I have gone in length to describe this in my book, Life in the Spirit! Experiencing the Fullness of Christ. It is sufficient here to point out that Christ distributes His prophetic Spirit, in some portion, to some individual believers so that they can serve God’s people. The New Testament prophets, as all those sharing Christ’s anointed Spirit, have special gifts to equip the people of God to build them up.
Prophecies of Jesus
Or was He referring to the prophecies about Himself found in the law (Torah) and the book of prophets which ended with John Baptist?

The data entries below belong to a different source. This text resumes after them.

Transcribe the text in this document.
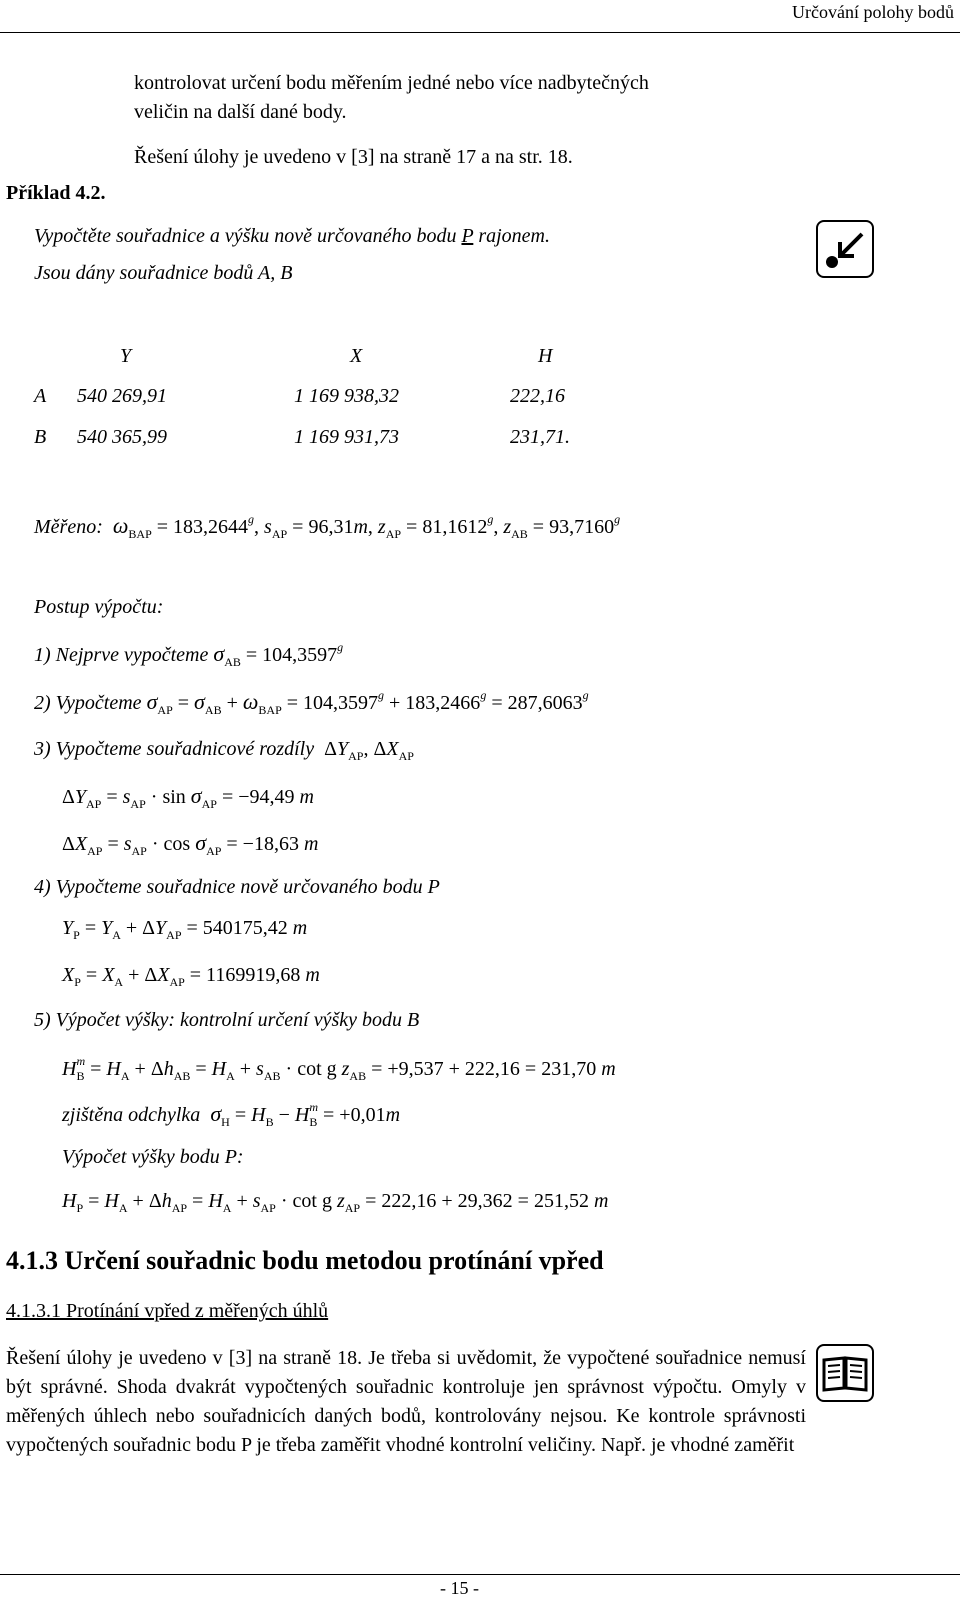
Určování polohy bodů
kontrolovat určení bodu měřením jedné nebo více nadbytečných
veličin na další dané body.
Řešení úlohy je uvedeno v [3] na straně 17 a na str. 18.
Příklad 4.2.
Vypočtěte souřadnice a výšku nově určovaného bodu P rajonem.
Jsou dány souřadnice bodů A, B
Y	X	H
A 540 269,91	1 169 938,32	222,16
B 540 365,99	1 169 931,73	231,71.
Měřeno: $\omega_{BAP} = 183,2644^g$, $s_{AP} = 96,31m$, $z_{AP} = 81,1612^g$, $z_{AB} = 93,7160^g$
Postup výpočtu:
1) Nejprve vypočteme $\sigma_{AB} = 104,3597^g$
2) Vypočteme $\sigma_{AP} = \sigma_{AB} + \omega_{BAP} = 104,3597^g + 183,2466^g = 287,6063^g$
3) Vypočteme souřadnicové rozdíly  $\Delta Y_{AP}$, $\Delta X_{AP}$
$\Delta Y_{AP} = s_{AP} \cdot \sin \sigma_{AP} = -94,49$ m
$\Delta X_{AP} = s_{AP} \cdot \cos \sigma_{AP} = -18,63$ m
4) Vypočteme souřadnice nově určovaného bodu P
$Y_P = Y_A + \Delta Y_{AP} = 540175,42$ m
$X_P = X_A + \Delta X_{AP} = 1169919,68$ m
5) Výpočet výšky: kontrolní určení výšky bodu B
$H_B^m = H_A + \Delta h_{AB} = H_A + s_{AB} \cdot \cot g$ $z_{AB} = +9,537 + 222,16 = 231,70$ m
zjištěna odchylka $\sigma_H = H_B - H_B^m = +0,01m$
Výpočet výšky bodu P:
$H_P = H_A + \Delta h_{AP} = H_A + s_{AP} \cdot \cot g$ $z_{AP} = 222,16 + 29,362 = 251,52$ m
4.1.3 Určení souřadnic bodu metodou protínání vpřed
4.1.3.1 Protínání vpřed z měřených úhlů
Řešení úlohy je uvedeno v [3] na straně 18. Je třeba si uvědomit, že vypočtené souřadnice nemusí být správné. Shoda dvakrát vypočtených souřadnic kontroluje jen správnost výpočtu. Omyly v měřených úhlech nebo souřadnicích daných bodů, kontrolovány nejsou. Ke kontrole správnosti vypočtených souřadnic bodu P je třeba zaměřit vhodné kontrolní veličiny. Např. je vhodné zaměřit
- 15 -
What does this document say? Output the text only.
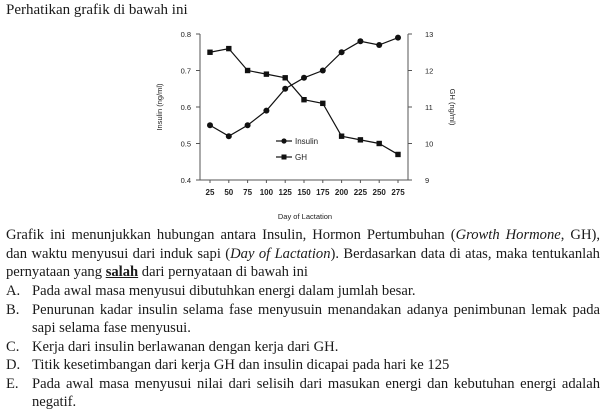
Perhatikan grafik di bawah ini
0.4
0.5
0.6
0.7
0.8
9
10
11
12
13
25 50 75 100 125 150 175 200 225 250 275
Day of Lactation
Insulin (ng/ml)	GH (ng/ml)
Insulin
GH
Grafik ini menunjukkan hubungan antara Insulin, Hormon Pertumbuhan (Growth Hormone, GH), dan waktu menyusui dari induk sapi (Day of Lactation). Berdasarkan data di atas, maka tentukanlah pernyataan yang salah dari pernyataan di bawah ini
A. Pada awal masa menyusui dibutuhkan energi dalam jumlah besar.
B. Penurunan kadar insulin selama fase menyusuin menandakan adanya penimbunan lemak pada sapi selama fase menyusui.
C. Kerja dari insulin berlawanan dengan kerja dari GH.
D. Titik kesetimbangan dari kerja GH dan insulin dicapai pada hari ke 125
E. Pada awal masa menyusui nilai dari selisih dari masukan energi dan kebutuhan energi adalah negatif.
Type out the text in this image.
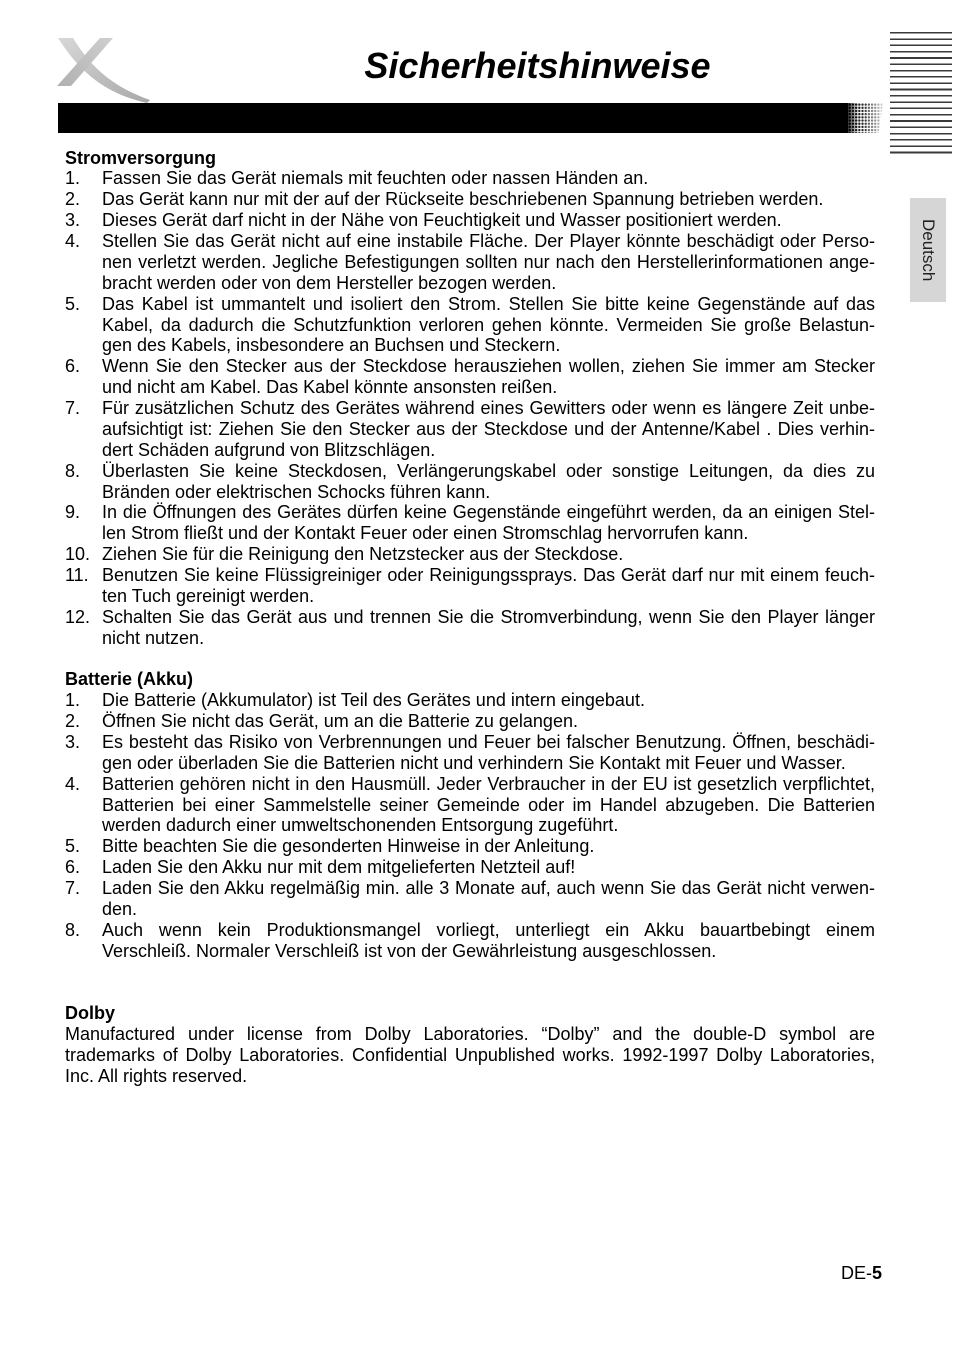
Sicherheitshinweise
Deutsch
Stromversorgung
1.	Fassen Sie das Gerät niemals mit feuchten oder nassen Händen an.
2.	Das Gerät kann nur mit der auf der Rückseite beschriebenen Spannung betrieben werden.
3.	Dieses Gerät darf nicht in der Nähe von Feuchtigkeit und Wasser positioniert werden.
4.	Stellen Sie das Gerät nicht auf eine instabile Fläche. Der Player könnte beschädigt oder Perso-
nen verletzt werden. Jegliche Befestigungen sollten nur nach den Herstellerinformationen ange-
bracht werden oder von dem Hersteller bezogen werden.
5.	Das Kabel ist ummantelt und isoliert den Strom. Stellen Sie bitte keine Gegenstände auf das
Kabel, da dadurch die Schutzfunktion verloren gehen könnte. Vermeiden Sie große Belastun-
gen des Kabels, insbesondere an Buchsen und Steckern.
6.	Wenn Sie den Stecker aus der Steckdose herausziehen wollen, ziehen Sie immer am Stecker
und nicht am Kabel. Das Kabel könnte ansonsten reißen.
7.	Für zusätzlichen Schutz des Gerätes während eines Gewitters oder wenn es längere Zeit unbe-
aufsichtigt ist: Ziehen Sie den Stecker aus der Steckdose und der Antenne/Kabel . Dies verhin-
dert Schäden aufgrund von Blitzschlägen.
8.	Überlasten Sie keine Steckdosen, Verlängerungskabel oder sonstige Leitungen, da dies zu
Bränden oder elektrischen Schocks führen kann.
9.	In die Öffnungen des Gerätes dürfen keine Gegenstände eingeführt werden, da an einigen Stel-
len Strom fließt und der Kontakt Feuer oder einen Stromschlag hervorrufen kann.
10. Ziehen Sie für die Reinigung den Netzstecker aus der Steckdose.
11. Benutzen Sie keine Flüssigreiniger oder Reinigungssprays. Das Gerät darf nur mit einem feuch-
ten Tuch gereinigt werden.
12. Schalten Sie das Gerät aus und trennen Sie die Stromverbindung, wenn Sie den Player länger
nicht nutzen.
Batterie (Akku)
1.	Die Batterie (Akkumulator) ist Teil des Gerätes und intern eingebaut.
2.	Öffnen Sie nicht das Gerät, um an die Batterie zu gelangen.
3.	Es besteht das Risiko von Verbrennungen und Feuer bei falscher Benutzung. Öffnen, beschädi-
gen oder überladen Sie die Batterien nicht und verhindern Sie Kontakt mit Feuer und Wasser.
4.	Batterien gehören nicht in den Hausmüll. Jeder Verbraucher in der EU ist gesetzlich verpflichtet,
Batterien bei einer Sammelstelle seiner Gemeinde oder im Handel abzugeben. Die Batterien
werden dadurch einer umweltschonenden Entsorgung zugeführt.
5.	Bitte beachten Sie die gesonderten Hinweise in der Anleitung.
6.	Laden Sie den Akku nur mit dem mitgelieferten Netzteil auf!
7.	Laden Sie den Akku regelmäßig min. alle 3 Monate auf, auch wenn Sie das Gerät nicht verwen-
den.
8.	Auch wenn kein Produktionsmangel vorliegt, unterliegt ein Akku bauartbebingt einem
Verschleiß. Normaler Verschleiß ist von der Gewährleistung ausgeschlossen.
Dolby
Manufactured under license from Dolby Laboratories. “Dolby” and the double-D symbol are
trademarks of Dolby Laboratories. Confidential Unpublished works. 1992-1997 Dolby Laboratories,
Inc. All rights reserved.
DE-5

The Law (the Torah) refers to the first five books of the Old Testament. The term “Book of prophets,” would in this case, include all the other Old Testament Bible books. The term Law and Prophets includes many prophecies about Jesus, but we ought not to think that all of them refer to Jesus’ first coming. Many also point to His return.
The New Testament also includes many prophecies, such as when Jesus pre-announced His death and resurrection. The New Testament prophets prophecies about numerous things besides significant events in which Jesus was directly involved such as a famine. “Now at this time some prophets came down from Jerusalem to Antioch. 28 One of them named Agabus stood up and began to indicate by the Spirit that there would certainly be a great famine all over the world” (Acts 11:27-29).
John the Baptist served as the last of the Old Testament prophets, Jesus and other prophets—through Jesus’ anointing, continued on the necessary function of a prophet.
- What does the term “the Law and the Prophets” mean?
- What was another term to describe the Old Testament?
- How did the life of John the Baptist overlap with Jesus?
- Were there New Testament prophets? How do we know?
- What are some topics that the NT prophets addressed?
- Do you know of any prophets?
- How are we to judge a prophet’s message?